We’re doing pretty good! To measure the health of our overall November traffic we turn to our usual year-over-year Reemergence metric. Though remember: Reemergence compares traffic to the same day in 2019, not 2020. Let’s look at our Black Friday boost compared to our November Reemergence:
Similar Black Friday Boost, and Higher Reemergence than 2020
Traffic across all of November was sustained and significantly higher than 2020’s malaise.
Our boost is slightly up (as we saw in the first chart) but our Reemergence is significantly shifted to the right. At first glance, you might mistakenly assume that the purple dots right next to blue dots represent the same categories. They don’t (with the notable exception of grocery stores); hover over the chart and you can see it’s not slight moves to the right but very significant ones. Dollar stores, for example, are up 14 basis points.
Let’s dig deeper and peer under the indexes and look at the actual traffic for malls:
Daily Foot Traffic to Shopping Malls
2021 foot traffic to malls is just shy of its 2019 levels, with the notable exception of barely any traffic on Thanksgiving day.
It’s amazing to see that 2021’s mall foot traffic levels are within spitting distance of 2019’s volume. The 2020 habit of shopping early and often continued this year, spurred as much by supply chain issues as an upswing in case counts. But the big difference, as we noted last year, is Thanksgiving day.
After nearly a decade of sales creeping closer and closer to Thanksgiving, even overlapping with the midday dinner itself in recent years, COVID has all but established a truce. Stores are mostly closed on Thanksgiving and/or the doorbusters are kept to Friday.
Rising Case Counts vs. Our Collective Fatigue
What caught our eye about the chart above is that last datapoint from 2021. While the last two years tipped upward, this year remains flat. It’s just one datapoint, so we’ll have to wait if the trend it hints at is real. Did people stocking up in advance frontload holiday demand, resulting in a weak December? Or is Omicron generating some hesitancy?
We reviewed our predictions for Omicron two weeks ago: we believe traffic will stop growing, but remain stable so long as hospitalizations don’t increase dramatically. With two more weeks of data, our expectation remains the same. Omicron appears significantly more transmissive, which likely results in a wave of cases across the country. But the hesitancy generated by this wave is up against an increasing amount of COVID fatigue.
A Monmouth poll released this week details our weariness. 6 in 10 Americans say they’re “worn out” due to changes they’ve had to make due to COVID. Most people still support masking and/or social distancing measures (55%), but that support is down from its September levels (63%). In July, when staring down Delta, 18% of those surveyed said they were “very concerned” with catching a variant. In December only 14% are “very concerned.” Weariness saps our energy for caution, even as cases rise. It’s likely we’ll make and maintain some changes (masks on indoors), but lack the appetite for others (indoor dining closures).

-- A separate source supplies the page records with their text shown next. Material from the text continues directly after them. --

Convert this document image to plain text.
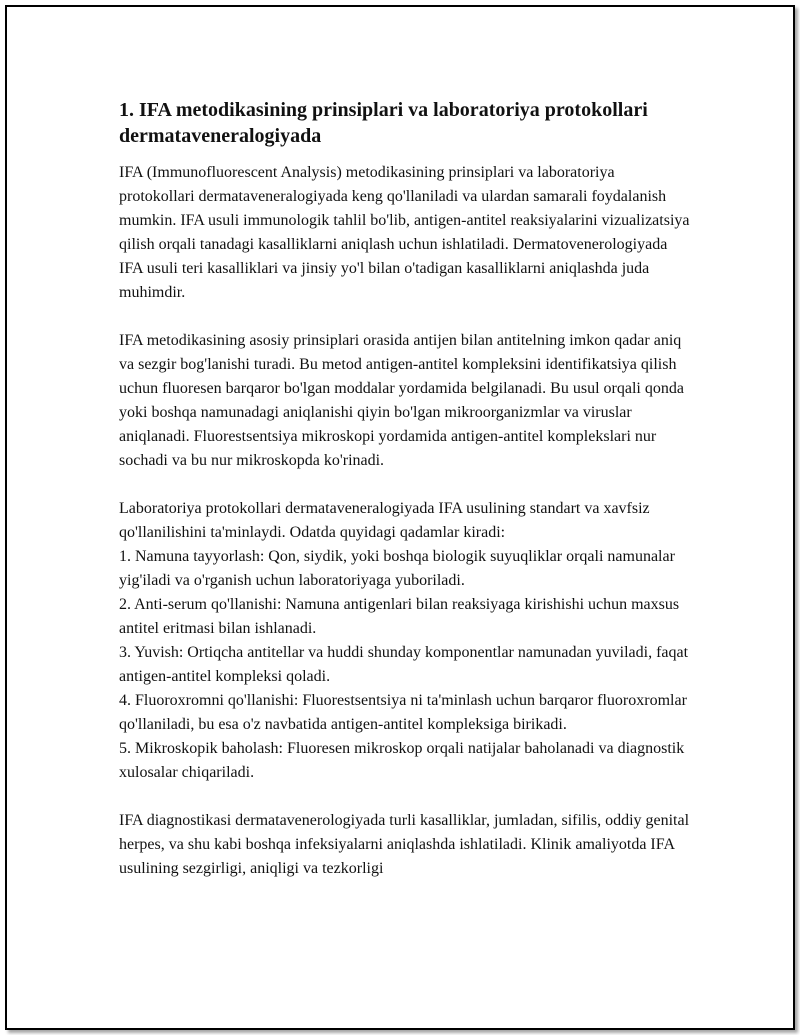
1. IFA metodikasining prinsiplari va laboratoriya protokollari dermataveneralogiyada

IFA (Immunofluorescent Analysis) metodikasining prinsiplari va laboratoriya protokollari dermataveneralogiyada keng qo'llaniladi va ulardan samarali foydalanish mumkin. IFA usuli immunologik tahlil bo'lib, antigen-antitel reaksiyalarini vizualizatsiya qilish orqali tanadagi kasalliklarni aniqlash uchun ishlatiladi. Dermatovenerologiyada IFA usuli teri kasalliklari va jinsiy yo'l bilan o'tadigan kasalliklarni aniqlashda juda muhimdir.

IFA metodikasining asosiy prinsiplari orasida antijen bilan antitelning imkon qadar aniq va sezgir bog'lanishi turadi. Bu metod antigen-antitel kompleksini identifikatsiya qilish uchun fluoresen barqaror bo'lgan moddalar yordamida belgilanadi. Bu usul orqali qonda yoki boshqa namunadagi aniqlanishi qiyin bo'lgan mikroorganizmlar va viruslar aniqlanadi. Fluorestsentsiya mikroskopi yordamida antigen-antitel komplekslari nur sochadi va bu nur mikroskopda ko'rinadi.

Laboratoriya protokollari dermataveneralogiyada IFA usulining standart va xavfsiz qo'llanilishini ta'minlaydi. Odatda quyidagi qadamlar kiradi:

1. Namuna tayyorlash: Qon, siydik, yoki boshqa biologik suyuqliklar orqali namunalar yig'iladi va o'rganish uchun laboratoriyaga yuboriladi.

2. Anti-serum qo'llanishi: Namuna antigenlari bilan reaksiyaga kirishishi uchun maxsus antitel eritmasi bilan ishlanadi.

3. Yuvish: Ortiqcha antitellar va huddi shunday komponentlar namunadan yuviladi, faqat antigen-antitel kompleksi qoladi.

4. Fluoroxromni qo'llanishi: Fluorestsentsiya ni ta'minlash uchun barqaror fluoroxromlar qo'llaniladi, bu esa o'z navbatida antigen-antitel kompleksiga birikadi.

5. Mikroskopik baholash: Fluoresen mikroskop orqali natijalar baholanadi va diagnostik xulosalar chiqariladi.

IFA diagnostikasi dermatavenerologiyada turli kasalliklar, jumladan, sifilis, oddiy genital herpes, va shu kabi boshqa infeksiyalarni aniqlashda ishlatiladi. Klinik amaliyotda IFA usulining sezgirligi, aniqligi va tezkorligi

Even though we’re updating our model, our recommendation for marketers remains unchanged: “By limiting your targeting to audiences with higher risk tolerances, who continue to be active, you can tune your campaign to those people you know will continue to shop, dine out, or travel…given the current conditions on the ground. Capture the customers who are already venturing out. If you must cut back, do so by not targeting those who chose to remain home.”